Saturday, May 31, 2008

A Provocative Piece

For once, when anti-Muslim/anti-Arab hatemongers in the US lay their ignorant, xenophobic cards on the table, wouldn't it be refreshing if the media (in this case NPR) simply called it out for the racist ideology that it is? Sadly, as Arianna Huffington has pointed out in her latest book, Right is Wrong, the establishment media (such as NPR) have gone to great lengths to accommodate and normalize the most extreme views of the right wing:
"A key to understanding the fanatical Right’s takeover of the Republican Party and how these ideas spread to the rest of the country is looking at the role of the media—not the Fox News pseudo-newsmen or the talk radio blowhards—but the respectable, supposedly liberal media. Without the enabling of the traditional media—with their obsession with “balance” and their pathological devotion to the idea that truth is always found in the middle—the radical Right would never have been able to have its ideas taken seriously."
So when the venomous Michele Malkin and the Little Green Brownshirts Footballs blog attacked Dunkin Donuts for featuring Rachel Ray wearing a scarf that looked like a keffiyah, it would have been great for NPR to put such anti-Arab/anti-Muslim activism in context. Given all the Arab/Muslim bashing in the media, is it any wonder that US torturers at Gitmo have included anti-Islamic tactics in their repertoire, that a Marine was filmed singing an anti-Islamic song, that a US soldier used a Quran for target practice, and that a Marine in Fallujah was evangelizing the locked-down residents of that city with "Christian" coins?
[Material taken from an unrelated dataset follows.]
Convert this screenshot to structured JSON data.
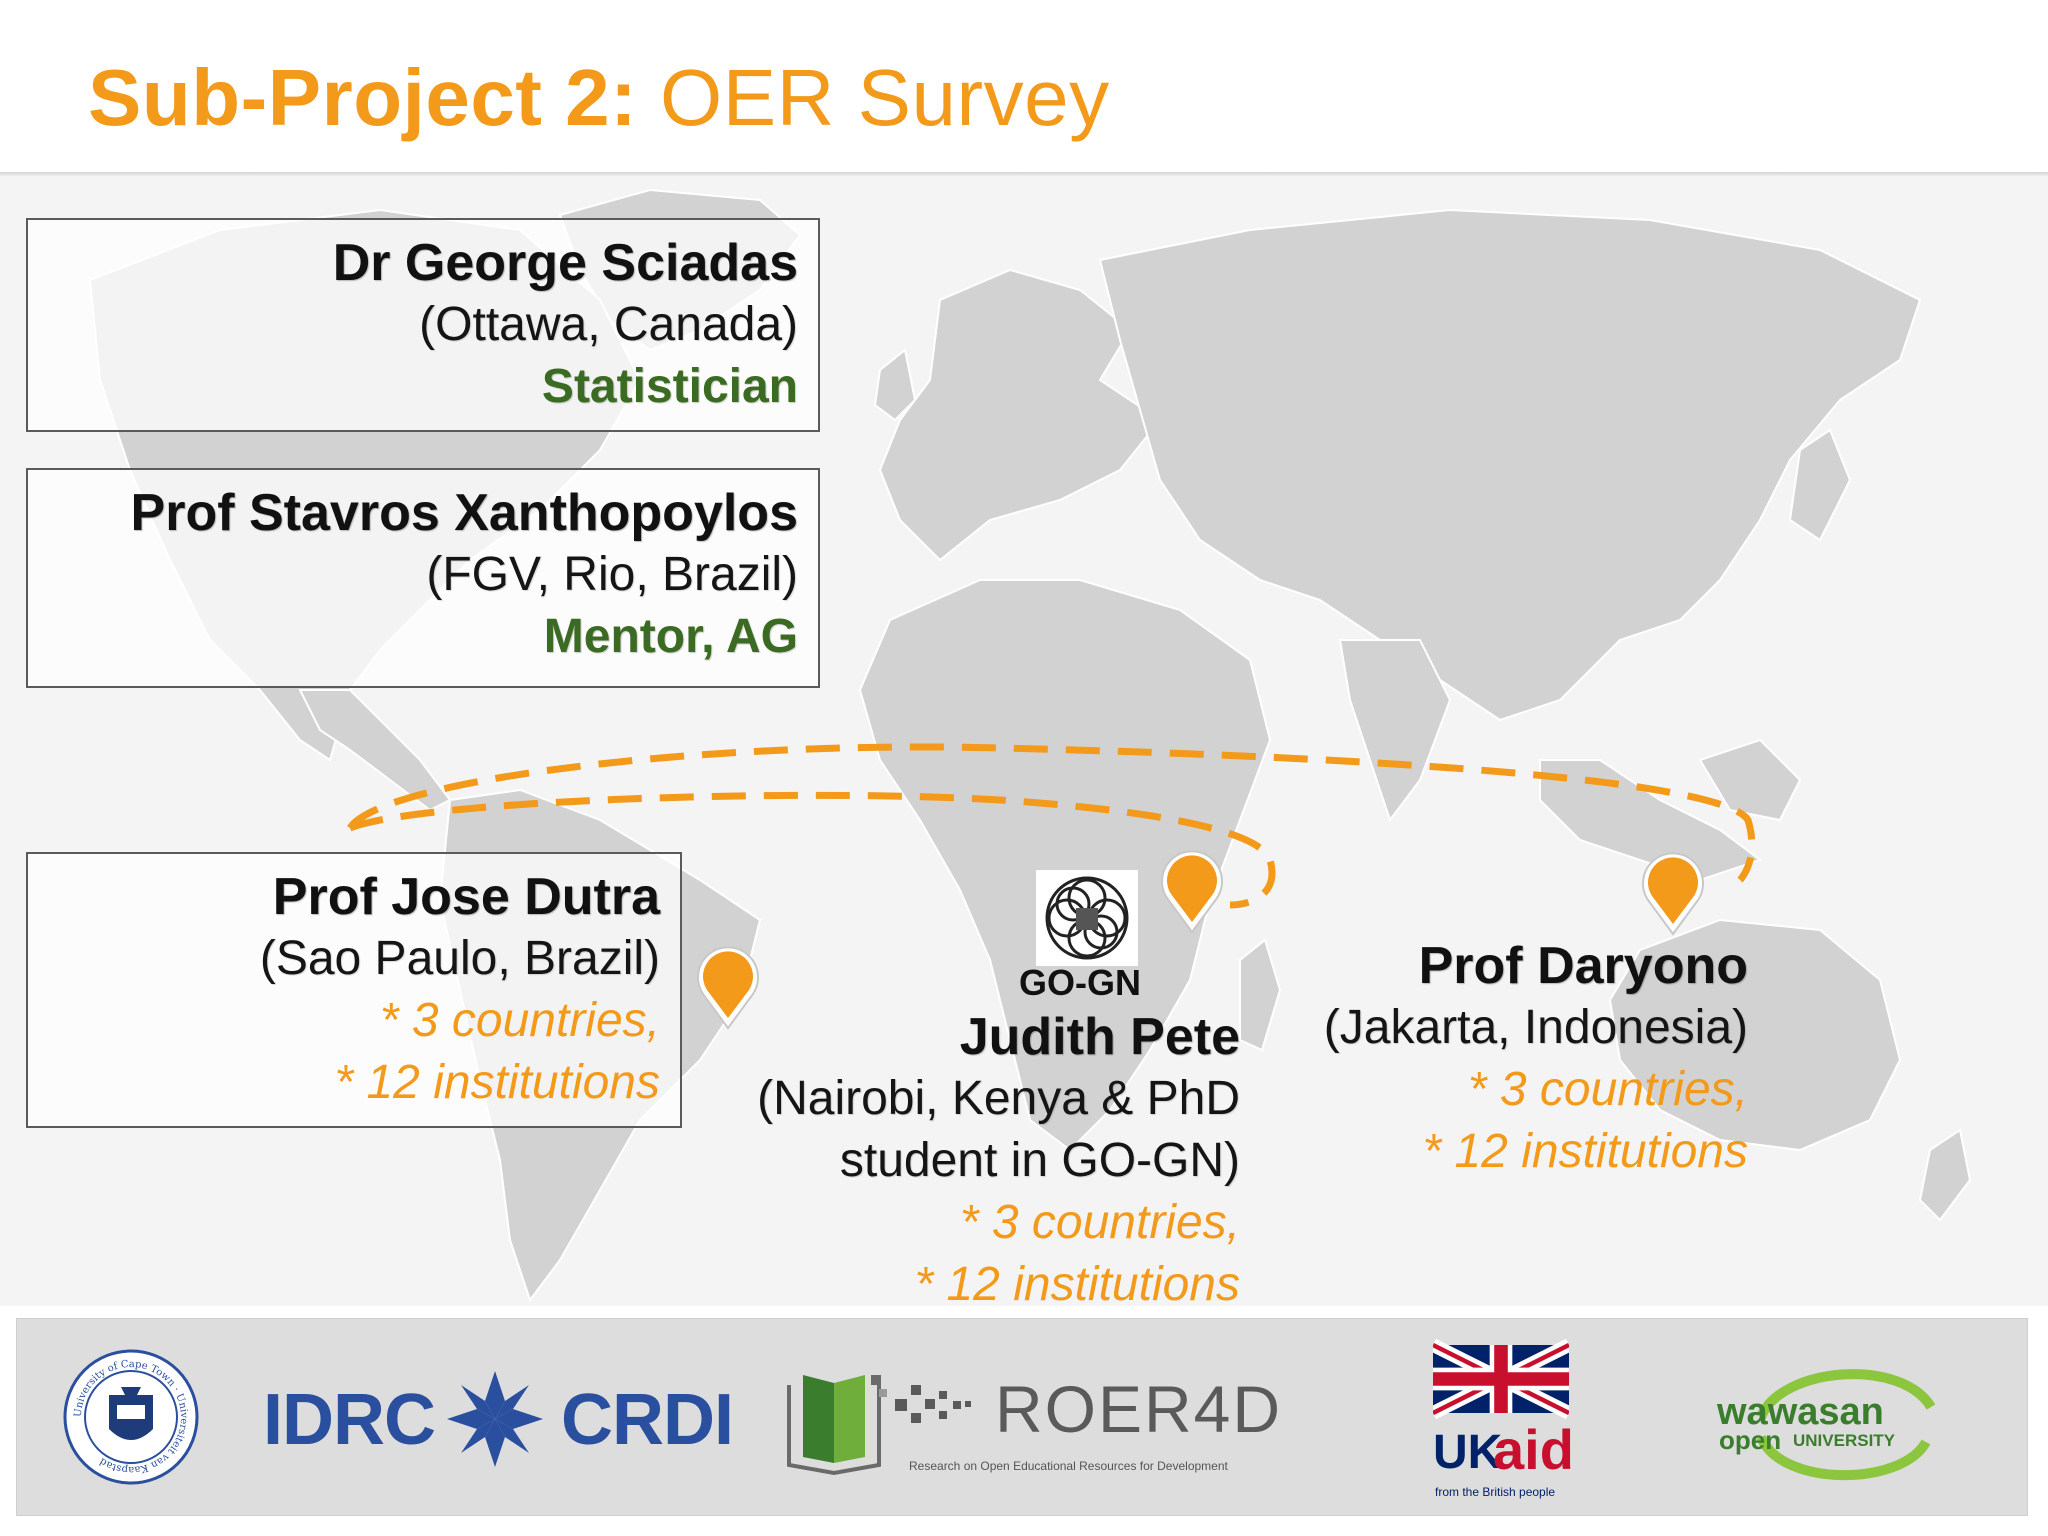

Instead of just naming the anti-Keffiyah attacks as another example of the far-right's strategy of expanding the general Islamophobia that pervades the US, NPR treats it as reasonable, or at best subjects it to some slight ridicule as if it's just harmless overreacting. And so on Thursday's ME we get Robert Smith trying to be funny: "conservative commentators noted that the look was popularized by fashion icon, Yasser Arafat. Perhaps they have uncovered a vast donut conspiracy...." Jamie Tarabay follows up on Thursday's ATC, sadly opening the piece with
"Rachel Ray is one of Dunkin Donuts most prominent spokespeople...there's a provocative piece of black and white clothing draped around her shoulders in one online ad...."
Provocative piece of black and white clothing? I'm sorry but what's "provocative" about it, unless you are walking in lockstep with a bunch of hardcore pro-Zionist, Islamophoic rightwingers? Tarbay's piece does include some criticism of the anti-keffiyah attacks, but overall it presents this latest far-right action as deserving balanced, mainstream consideration. Not surprising really; that was the same premise that underlay the really disturbing NPR "Intelligence Squared" segment I heard in April on whether radicalism dominates Islam (imagine them doing a similarly inflammatory slant on Judaism or Christianity).

3 comments:

Anonymous said...

Rachel Ray?! Dunkin' Donuts?! For F's Sake! These jingoists are sure desperate for entertainment. And timid milquetoast NoPR dare not grow testicles and call 'em on their Red Scare redux.

(ducks and covers)

Porter Melmoth said...

Indeed, f!b!, it's fiddling while Rome burns (and Gaza implodes). Peter Ustinov as Nero, plucking his lyre off-key in 'Quo Vadis' is a metaphor most applicable. Dubya's latest show biz gigs fit like a glove.

PS: Nero at least had the good sense to stab himself. With a little help, I might add.

nathan said...

When NPR runs stories gently poking fun at some extremism or failure in the mainstream press, that, more than anything else, makes me cringe. After all, NPR is supposed to be the borderline-communist alternative. The fact that rather than calling out Fox News on its ridiculous "terrorist" comment about Rachel Ray, instead it just gently takes a chance to call Yassar Arafat a "fashion icon", boggles the mind. It was like a few months ago, when NPR ridiculed Osama Bin Laden for dying his hair black in his latest video release: I've got news for you, Bin Laden, who had failed kidneys in 2001, is dead as shit... that's why it's a grainy video with no specific statements in it. That not one journalist, even on the "left", will look into the story beyond the mainstream Right editorializing, boggles the mind.